Sousa - Agora, caro compadre,

que boas novas te dei

dos pequenos, da comadre,

que de saúde deixei,

explica a tua presença

aqui

Carvalho - É bem natural.

Sousa - Se me concedes licença,

direi que começa mal:

meter aqui o bedelho

homem casado não vem!

E além de casado, velho!

De natural nada tem...

Carvalho - E você? como é que explica

sua presença? Ande lá!...

Sousa - A minha só significa

que sou bom pai: aqui está!

Na casa em que estou agora

não era capaz de entrar,

me pagassem muito embora!

Carvalho (À parte.) - E eu entro para pagar...

Sousa - Fui obrigado a fazê-lo...

Hei de contar-te depois.

Mas, tu, compadre! Um modelo!

Carvalho - Ouve, e fique entre nós dois...

Porém, agora reparo

que não te queres sentar!

Sousa - Eu tenho um caráter raro,

tenho uma alma singular!

Sentar-me nestas cadeiras!

Livre-me Nosso Senhor! (Escarra e cospe.)

Cuspir nas escarradeiras

farei... por muito favor.

Da morte embora nas ânsias,

sentar-me... Oh!

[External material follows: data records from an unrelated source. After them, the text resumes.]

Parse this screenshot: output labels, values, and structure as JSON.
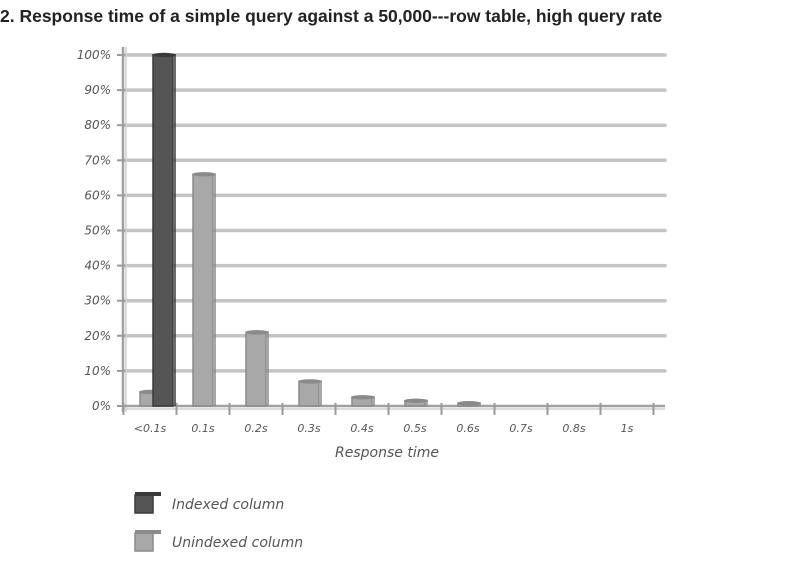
{
  "chart_data": {
    "type": "bar",
    "title": "2. Response time of a simple query against a 50,000---row table, high query rate",
    "xlabel": "Response time",
    "ylabel": "",
    "categories": [
      "<0.1s",
      "0.1s",
      "0.2s",
      "0.3s",
      "0.4s",
      "0.5s",
      "0.6s",
      "0.7s",
      "0.8s",
      "1s"
    ],
    "y_tick_labels": [
      "0%",
      "10%",
      "20%",
      "30%",
      "40%",
      "50%",
      "60%",
      "70%",
      "80%",
      "90%",
      "100%"
    ],
    "ylim": [
      0,
      100
    ],
    "grid": true,
    "legend_position": "bottom-left",
    "series": [
      {
        "name": "Indexed column",
        "color": "#555555",
        "values": [
          100,
          0,
          0,
          0,
          0,
          0,
          0,
          0,
          0,
          0
        ]
      },
      {
        "name": "Unindexed column",
        "color": "#a8a8a8",
        "values": [
          4,
          66,
          21,
          7,
          2.5,
          1.5,
          0.8,
          0,
          0,
          0
        ]
      }
    ]
  }
}
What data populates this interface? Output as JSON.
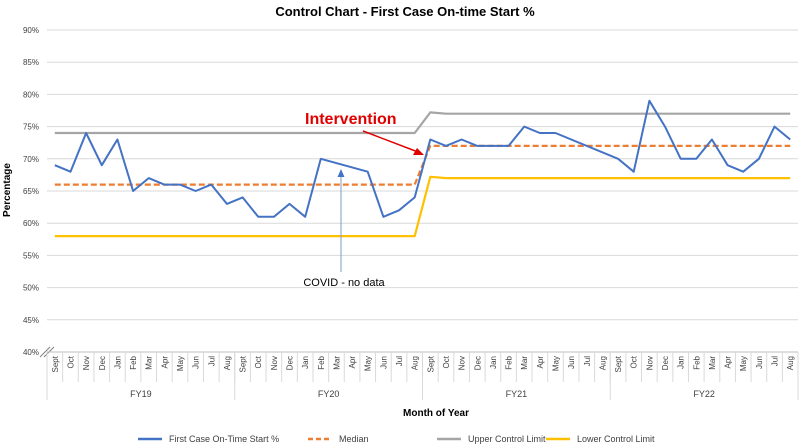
{
  "chart_data": {
    "type": "line",
    "title": "Control Chart - First Case On-time Start %",
    "xlabel": "Month of Year",
    "ylabel": "Percentage",
    "ylim": [
      40,
      90
    ],
    "yticks": [
      "40%",
      "45%",
      "50%",
      "55%",
      "60%",
      "65%",
      "70%",
      "75%",
      "80%",
      "85%",
      "90%"
    ],
    "categories": [
      "Sept",
      "Oct",
      "Nov",
      "Dec",
      "Jan",
      "Feb",
      "Mar",
      "Apr",
      "May",
      "Jun",
      "Jul",
      "Aug",
      "Sept",
      "Oct",
      "Nov",
      "Dec",
      "Jan",
      "Feb",
      "Mar",
      "Apr",
      "May",
      "Jun",
      "Jul",
      "Aug",
      "Sept",
      "Oct",
      "Nov",
      "Dec",
      "Jan",
      "Feb",
      "Mar",
      "Apr",
      "May",
      "Jun",
      "Jul",
      "Aug",
      "Sept",
      "Oct",
      "Nov",
      "Dec",
      "Jan",
      "Feb",
      "Mar",
      "Apr",
      "May",
      "Jun",
      "Jul",
      "Aug"
    ],
    "groups": [
      {
        "label": "FY19",
        "start": 0,
        "end": 11
      },
      {
        "label": "FY20",
        "start": 12,
        "end": 23
      },
      {
        "label": "FY21",
        "start": 24,
        "end": 35
      },
      {
        "label": "FY22",
        "start": 36,
        "end": 47
      }
    ],
    "series": [
      {
        "name": "First Case On-Time Start %",
        "color": "#4472c4",
        "dash": false,
        "values": [
          69,
          68,
          74,
          69,
          73,
          65,
          67,
          66,
          66,
          65,
          66,
          63,
          64,
          61,
          61,
          63,
          61,
          70,
          null,
          null,
          68,
          61,
          62,
          64,
          73,
          72,
          73,
          72,
          72,
          72,
          75,
          74,
          74,
          null,
          null,
          null,
          70,
          68,
          79,
          75,
          70,
          70,
          73,
          69,
          68,
          70,
          75,
          73
        ]
      },
      {
        "name": "Median",
        "color": "#ed7d31",
        "dash": true,
        "values": [
          66,
          66,
          66,
          66,
          66,
          66,
          66,
          66,
          66,
          66,
          66,
          66,
          66,
          66,
          66,
          66,
          66,
          66,
          66,
          66,
          66,
          66,
          66,
          66,
          72,
          72,
          72,
          72,
          72,
          72,
          72,
          72,
          72,
          72,
          72,
          72,
          72,
          72,
          72,
          72,
          72,
          72,
          72,
          72,
          72,
          72,
          72,
          72
        ]
      },
      {
        "name": "Upper Control Limit",
        "color": "#a5a5a5",
        "dash": false,
        "values": [
          74,
          74,
          74,
          74,
          74,
          74,
          74,
          74,
          74,
          74,
          74,
          74,
          74,
          74,
          74,
          74,
          74,
          74,
          74,
          74,
          74,
          74,
          74,
          74,
          77.2,
          77,
          77,
          77,
          77,
          77,
          77,
          77,
          77,
          77,
          77,
          77,
          77,
          77,
          77,
          77,
          77,
          77,
          77,
          77,
          77,
          77,
          77,
          77
        ]
      },
      {
        "name": "Lower Control Limit",
        "color": "#ffc000",
        "dash": false,
        "values": [
          58,
          58,
          58,
          58,
          58,
          58,
          58,
          58,
          58,
          58,
          58,
          58,
          58,
          58,
          58,
          58,
          58,
          58,
          58,
          58,
          58,
          58,
          58,
          58,
          67.2,
          67,
          67,
          67,
          67,
          67,
          67,
          67,
          67,
          67,
          67,
          67,
          67,
          67,
          67,
          67,
          67,
          67,
          67,
          67,
          67,
          67,
          67,
          67
        ]
      }
    ],
    "annotations": {
      "intervention": "Intervention",
      "covid": "COVID - no data"
    },
    "grid": true,
    "legend_position": "bottom"
  }
}
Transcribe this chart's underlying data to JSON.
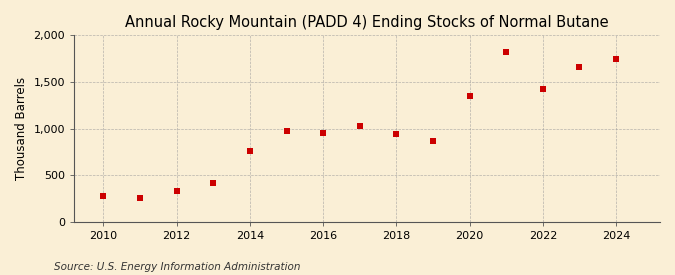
{
  "title": "Annual Rocky Mountain (PADD 4) Ending Stocks of Normal Butane",
  "ylabel": "Thousand Barrels",
  "source": "Source: U.S. Energy Information Administration",
  "years": [
    2010,
    2011,
    2012,
    2013,
    2014,
    2015,
    2016,
    2017,
    2018,
    2019,
    2020,
    2021,
    2022,
    2023,
    2024
  ],
  "values": [
    275,
    255,
    335,
    415,
    760,
    970,
    950,
    1030,
    940,
    870,
    1350,
    1820,
    1420,
    1660,
    1750
  ],
  "marker_color": "#cc0000",
  "marker": "s",
  "marker_size": 4,
  "ylim": [
    0,
    2000
  ],
  "yticks": [
    0,
    500,
    1000,
    1500,
    2000
  ],
  "xticks": [
    2010,
    2012,
    2014,
    2016,
    2018,
    2020,
    2022,
    2024
  ],
  "xlim": [
    2009.2,
    2025.2
  ],
  "background_color": "#faefd6",
  "grid_color": "#999999",
  "title_fontsize": 10.5,
  "label_fontsize": 8.5,
  "tick_fontsize": 8,
  "source_fontsize": 7.5
}
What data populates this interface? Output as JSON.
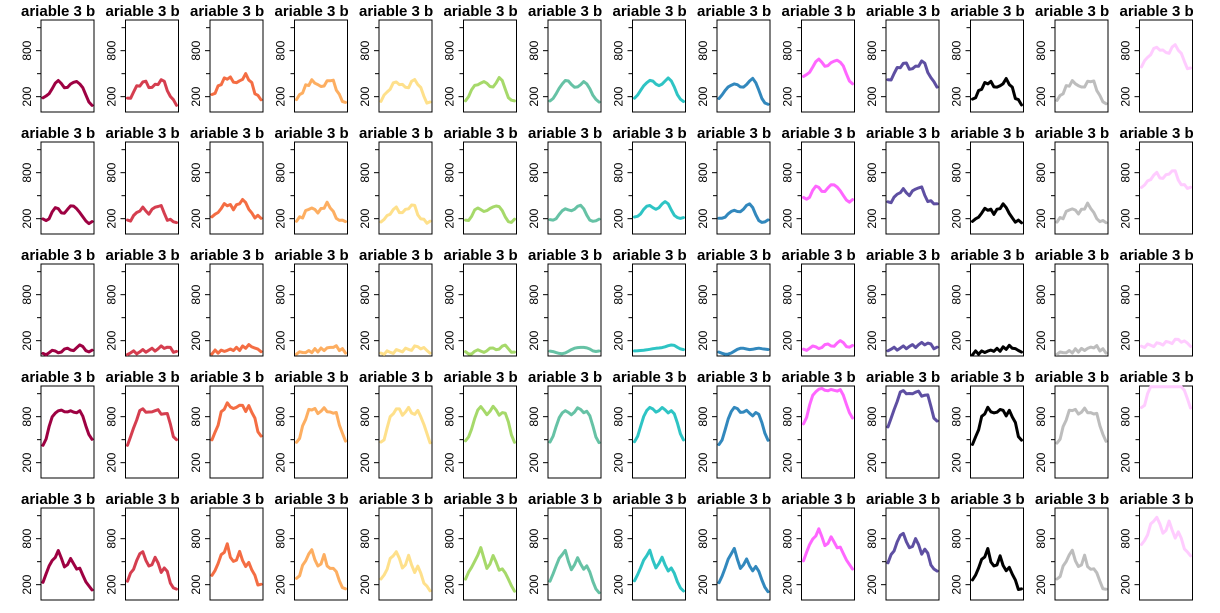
{
  "chart_data": {
    "type": "line",
    "layout": "small-multiples-grid",
    "rows": 5,
    "cols": 14,
    "panel_title": "ariable 3 b",
    "y_ticks": [
      200,
      800
    ],
    "y_tick_labels": [
      "200",
      "800"
    ],
    "ylim": [
      0,
      1200
    ],
    "grid": false,
    "palette": [
      "#9e0142",
      "#d53e4f",
      "#f46d43",
      "#fdae61",
      "#fee08b",
      "#a6d96a",
      "#66c2a5",
      "#2ec4c4",
      "#3288bd",
      "#ff66ff",
      "#5e4fa2",
      "#000000",
      "#bdbdbd",
      "#ffccff"
    ],
    "row_profiles": [
      [
        160,
        200,
        260,
        320,
        360,
        390,
        380,
        340,
        320,
        340,
        380,
        420,
        380,
        300,
        200,
        140,
        110
      ],
      [
        180,
        190,
        220,
        280,
        320,
        330,
        300,
        280,
        300,
        350,
        380,
        350,
        270,
        200,
        170,
        160,
        170
      ],
      [
        40,
        42,
        45,
        50,
        55,
        62,
        70,
        75,
        80,
        85,
        95,
        110,
        120,
        115,
        90,
        70,
        60
      ],
      [
        450,
        520,
        650,
        780,
        860,
        900,
        880,
        840,
        860,
        900,
        870,
        830,
        860,
        820,
        700,
        560,
        480
      ],
      [
        250,
        330,
        420,
        520,
        580,
        650,
        520,
        420,
        480,
        560,
        460,
        380,
        420,
        350,
        240,
        160,
        120
      ]
    ],
    "col_offsets": [
      0,
      0,
      60,
      10,
      0,
      10,
      0,
      20,
      0,
      280,
      240,
      0,
      0,
      450
    ]
  }
}
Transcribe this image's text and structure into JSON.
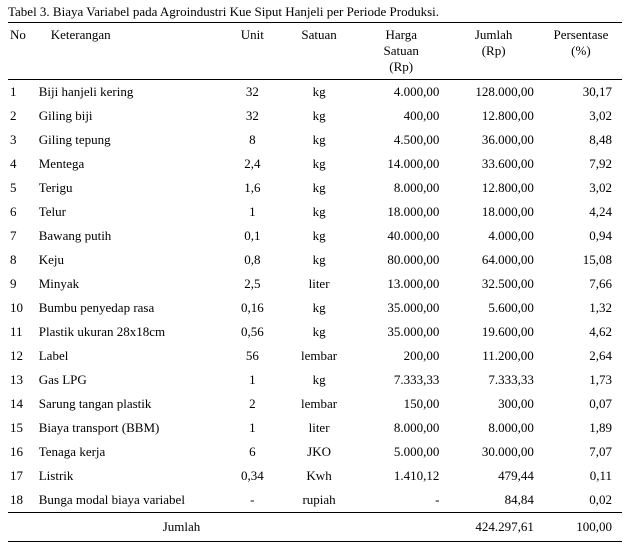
{
  "caption": "Tabel 3. Biaya Variabel pada Agroindustri Kue Siput Hanjeli per Periode Produksi.",
  "headers": {
    "no": "No",
    "ket": "Keterangan",
    "unit": "Unit",
    "satuan": "Satuan",
    "harga": "Harga",
    "harga2": "Satuan",
    "harga3": "(Rp)",
    "jumlah": "Jumlah",
    "jumlah2": "(Rp)",
    "pct": "Persentase",
    "pct2": "(%)"
  },
  "rows": [
    {
      "no": "1",
      "ket": "Biji hanjeli kering",
      "unit": "32",
      "sat": "kg",
      "harga": "4.000,00",
      "jml": "128.000,00",
      "pct": "30,17"
    },
    {
      "no": "2",
      "ket": "Giling biji",
      "unit": "32",
      "sat": "kg",
      "harga": "400,00",
      "jml": "12.800,00",
      "pct": "3,02"
    },
    {
      "no": "3",
      "ket": "Giling tepung",
      "unit": "8",
      "sat": "kg",
      "harga": "4.500,00",
      "jml": "36.000,00",
      "pct": "8,48"
    },
    {
      "no": "4",
      "ket": "Mentega",
      "unit": "2,4",
      "sat": "kg",
      "harga": "14.000,00",
      "jml": "33.600,00",
      "pct": "7,92"
    },
    {
      "no": "5",
      "ket": "Terigu",
      "unit": "1,6",
      "sat": "kg",
      "harga": "8.000,00",
      "jml": "12.800,00",
      "pct": "3,02"
    },
    {
      "no": "6",
      "ket": "Telur",
      "unit": "1",
      "sat": "kg",
      "harga": "18.000,00",
      "jml": "18.000,00",
      "pct": "4,24"
    },
    {
      "no": "7",
      "ket": "Bawang putih",
      "unit": "0,1",
      "sat": "kg",
      "harga": "40.000,00",
      "jml": "4.000,00",
      "pct": "0,94"
    },
    {
      "no": "8",
      "ket": "Keju",
      "unit": "0,8",
      "sat": "kg",
      "harga": "80.000,00",
      "jml": "64.000,00",
      "pct": "15,08"
    },
    {
      "no": "9",
      "ket": "Minyak",
      "unit": "2,5",
      "sat": "liter",
      "harga": "13.000,00",
      "jml": "32.500,00",
      "pct": "7,66"
    },
    {
      "no": "10",
      "ket": "Bumbu penyedap rasa",
      "unit": "0,16",
      "sat": "kg",
      "harga": "35.000,00",
      "jml": "5.600,00",
      "pct": "1,32"
    },
    {
      "no": "11",
      "ket": "Plastik ukuran 28x18cm",
      "unit": "0,56",
      "sat": "kg",
      "harga": "35.000,00",
      "jml": "19.600,00",
      "pct": "4,62"
    },
    {
      "no": "12",
      "ket": "Label",
      "unit": "56",
      "sat": "lembar",
      "harga": "200,00",
      "jml": "11.200,00",
      "pct": "2,64"
    },
    {
      "no": "13",
      "ket": "Gas LPG",
      "unit": "1",
      "sat": "kg",
      "harga": "7.333,33",
      "jml": "7.333,33",
      "pct": "1,73"
    },
    {
      "no": "14",
      "ket": "Sarung tangan plastik",
      "unit": "2",
      "sat": "lembar",
      "harga": "150,00",
      "jml": "300,00",
      "pct": "0,07"
    },
    {
      "no": "15",
      "ket": "Biaya transport (BBM)",
      "unit": "1",
      "sat": "liter",
      "harga": "8.000,00",
      "jml": "8.000,00",
      "pct": "1,89"
    },
    {
      "no": "16",
      "ket": "Tenaga kerja",
      "unit": "6",
      "sat": "JKO",
      "harga": "5.000,00",
      "jml": "30.000,00",
      "pct": "7,07"
    },
    {
      "no": "17",
      "ket": "Listrik",
      "unit": "0,34",
      "sat": "Kwh",
      "harga": "1.410,12",
      "jml": "479,44",
      "pct": "0,11"
    },
    {
      "no": "18",
      "ket": "Bunga modal biaya variabel",
      "unit": "-",
      "sat": "rupiah",
      "harga": "-",
      "jml": "84,84",
      "pct": "0,02"
    }
  ],
  "footer": {
    "label": "Jumlah",
    "total_jml": "424.297,61",
    "total_pct": "100,00"
  }
}
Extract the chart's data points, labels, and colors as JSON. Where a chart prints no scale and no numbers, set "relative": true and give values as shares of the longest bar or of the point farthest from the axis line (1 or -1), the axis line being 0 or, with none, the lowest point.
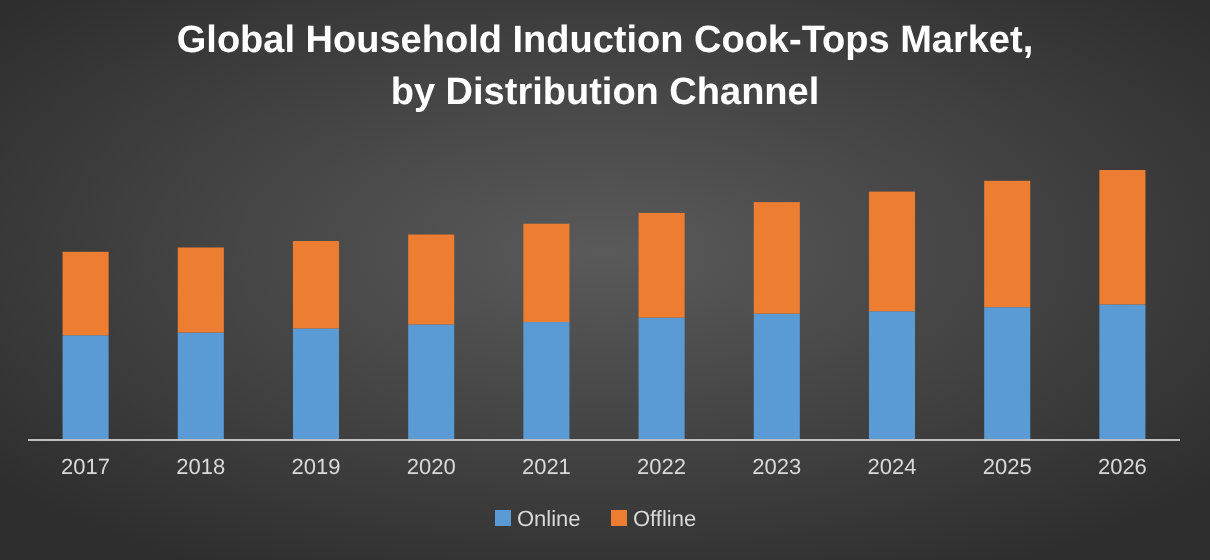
{
  "chart_data": {
    "type": "bar",
    "title": "Global Household Induction Cook-Tops Market,\nby Distribution Channel",
    "categories": [
      "2017",
      "2018",
      "2019",
      "2020",
      "2021",
      "2022",
      "2023",
      "2024",
      "2025",
      "2026"
    ],
    "relative": true,
    "stacked": true,
    "legend": "bottom",
    "series": [
      {
        "name": "Online",
        "color": "#5b9bd5",
        "values": [
          0.388,
          0.398,
          0.413,
          0.428,
          0.437,
          0.453,
          0.468,
          0.477,
          0.492,
          0.502
        ]
      },
      {
        "name": "Offline",
        "color": "#ed7d31",
        "values": [
          0.309,
          0.315,
          0.324,
          0.333,
          0.364,
          0.388,
          0.413,
          0.443,
          0.468,
          0.498
        ]
      }
    ]
  }
}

Não sou capaz!

Eu não venço as repugnâncias

que esta miséria me faz!

Este luxo deslumbrante

é vil, é mais do que vil:

produto negro, infamante,

do falso amor mercantil!

Não sei que nome lhe quadre,

não sei seu nome qual é...

(Outro tom.)Você desculpe, compadre,

mas hei de ouvi-lo de pé.

Carvalho - És rigoroso, contudo...

Sousa - Eu penso assim...

Carvalho - Pensas bem. (Erguendo-se.)

E para dizer-te tudo,

eu me levanto também.

(Depois de alguma pausa.)

Como sabes, compadre, vim à corte

vender uma partida de café;

era gênero de primeira sorte;

nos comissários não fazia fé.

Fiz bom negócio. Efetuada a venda,

as malas a arrumar me decidi.

Os deveres chamavam-me à fazenda...

Infelizmente Valentina vi...

Encontrei-a no Prado Fluminense;

ela, a sorrir, mandou-me o seu cartão...

Um pecador que se já não pertence

tornei-me desde aquela ocasião.

Vivemos sós. Aqui ninguém mais entra.

Neste retiro sinto-me feliz.

E a minha f’licidade se concentra

no que ela pensa, ordena e diz!

Forçoso é dar um paradeiro a isto!

Lá na fazenda espera-me o dever!

É grande a sedução, mas eu resisto:

e posso me ausentar quando entender!

Com parcimônia me regrado tenho;

só um conto gastei; nem mais um vintém.

Só hoje é que quatro gastar venho

co’estes brilhantes que lhe dei.

Sousa (Pega na jóia; depois de examiná-la com indiferença.)

- Pois bem.

(Deixa a jóia onde estava. Pausa.)

Compadre, vou expor-te:

apareceu lá na roça,

em minha casa... na nossa...

um rapaz aqui da corte.

Foi há seis dias... e meio.

Como pelo meu cunhado

me fora recomendado,

em minha casa hospedei-o.

- Era muito divertido;

conversa muito bem;

finalmente, que haja alguém

mais simpático duvido.

Descobri (sabes, meu rico,

que não há quem me embarrele)

que entre minha filha e ele

havia seu namorico.

Tu sabes: eu sou pão-pão.

queijo-queijo; sabes?

Carvalho - Sei.

Sousa - Por isso lhe perguntei

qual era sua intenção.

Era casar. Ela quer...

Eu não sou dos mais incautos,

pois não estive pelos autos...

e disse à tua mulher:

“Vamos ver se ele a merece.

Não é seguir boa trilha

entregar um pai a filha

a um homem que não conhece.”

- Portanto, a missão que trago

é indagar; tu bem compreendes

que, se a filha me pretendes

e eu não te conheço, indago.

Carvalho - Ele é só?

Sousa - Tem uma irmã

viúva e muito bonita,

que nesta cidade habita.

Carvalho - Tu viste-a?

Sousa - Certa manhã

vi-lhe o retrato: é bonita

Ele ficou de voltar

para saber da resposta;

minha filha está disposta

a se esquecer, ou casar.

Minha medida acertada

não achas?

Carvalho - Acho.

Sousa (Inflamando-se.) - Pois bem;

sabes, compadre, com quem

casava a tua afilhada,

se eu não fizesse este exame?

Carvalho (Intrigado.) - Com quem?

Sousa (indignado.) - Com um homem nojento,

um tipo asqueroso, odiento,

maroto, velhaco, infame!

Carvalho (Benzendo-se.) - Valha-me Nossa Senhora!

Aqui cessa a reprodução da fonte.